Small Backyard Design
Small backyards can be found throughout Houston in neighborhoods like Upper Kirby, Rice Village, West U, and Bellaire. Houses in these neighborhoods can be very small, consisting of only one story and two or three bedrooms at the most. Many townhomes and patio homes are also found in these parts of town. These dwellings typically have very small backyards which require exceptional landscaping design skills to effectively develop.
The challenge inherent to working in a small backyard of any kind lies in the limited amount of space available for any type of landscaping design. Outdoor rooms and structures have to be scaled down to reflect the size and architecture of the home. Trees and gardens must be also be smaller so as to not dwarf the home and consume what little open space there is. Hardscapes and decorative elements must be built in such a way as to create the illusion of a much larger lawn than is actually present.
Perspective is the key to creating this sort of complimentary relationship between hardscapes, outdoor rooms, patios, garden design, and home architecture. In a small backyard, all landscaping elements are much closer to the house— and consequently bring a much greater visual impact to bear on its aesthetic. Patios are typically highly customized and tend to be constructed using very unique materials whose unique appearance will offset the smaller size. Furniture also tends to be smaller as a general rule, and walkways and pathways must be very narrow in order to enlarge the appearance of the surrounding lawn. For example, bisecting a small backyard behind a townhome with an 18”-wide, winding pathway will create the optimal illusion of a larger yard by dividing a single space into two.
In a similar manner, organic design must also be scaled down to proportions appropriate to the size of the house and surrounding lot. Certain popular garden styles such as French, Italian, or Mediterranean styles most likely cannot be installed in their purest, most traditional forms. Custom modifications have to be made to them so that they may be scaled down to the proportions of their environment. Large trees cannot be planted in a small backyard with limited space. However, a multitude of smaller species exist that will thrive in the Houston climate. These trees can be planted in rows to create organic walls of greenery, or they can be planted individually in key locations and areas of interests. When proportionally scaled against the home itself as a frame of reference, even smaller trees can be made to look like large ones if different species of different heights and foliage types are integrated into the landscape and garden design.
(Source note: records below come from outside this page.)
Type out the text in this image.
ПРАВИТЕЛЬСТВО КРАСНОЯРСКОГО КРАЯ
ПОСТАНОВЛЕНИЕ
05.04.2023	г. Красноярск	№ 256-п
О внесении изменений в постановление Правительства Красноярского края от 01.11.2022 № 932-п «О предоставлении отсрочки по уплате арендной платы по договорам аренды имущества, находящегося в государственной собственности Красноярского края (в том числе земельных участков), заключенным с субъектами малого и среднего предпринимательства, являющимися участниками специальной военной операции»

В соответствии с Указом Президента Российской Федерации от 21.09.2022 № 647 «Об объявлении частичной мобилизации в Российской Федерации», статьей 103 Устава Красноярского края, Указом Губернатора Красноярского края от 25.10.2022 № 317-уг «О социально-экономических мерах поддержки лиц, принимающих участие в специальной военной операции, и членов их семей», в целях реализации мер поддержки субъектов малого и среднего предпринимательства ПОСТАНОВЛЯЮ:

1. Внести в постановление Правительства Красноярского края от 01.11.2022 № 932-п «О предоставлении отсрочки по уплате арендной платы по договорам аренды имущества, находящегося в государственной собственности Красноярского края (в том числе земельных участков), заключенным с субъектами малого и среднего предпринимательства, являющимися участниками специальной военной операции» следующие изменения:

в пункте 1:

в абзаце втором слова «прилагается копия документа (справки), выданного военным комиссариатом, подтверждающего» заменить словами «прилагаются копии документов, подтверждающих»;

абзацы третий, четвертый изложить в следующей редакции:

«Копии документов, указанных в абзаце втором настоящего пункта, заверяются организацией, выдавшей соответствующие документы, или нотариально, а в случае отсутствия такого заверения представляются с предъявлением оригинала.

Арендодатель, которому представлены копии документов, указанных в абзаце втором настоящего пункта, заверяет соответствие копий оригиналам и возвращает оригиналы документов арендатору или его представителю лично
Another way to enlarge the look of a property is to build a decorative wall around its perimeter. While this might appear at face value to work against to the idea of optically expansion, the opposite holds true. Small backyards appear dwarfed when one can see beyond them into larger lots nearby. However, when these same yards are insulated by an enclosure, they actually appear much larger as a self-contained environments separated from the outside world. Design elements can then be used to further decorate these walls in any number of ways. Planters can be built into their sides that can be used to grow anything from herbs to seasonal flowers. Decorative urns and pottery can be used to punctuate wall corners and adorn adjacent patio areas, and wall fountains can be integrated into vertical hardscapes to add a sense of tranquility by day and illuminated movement at night.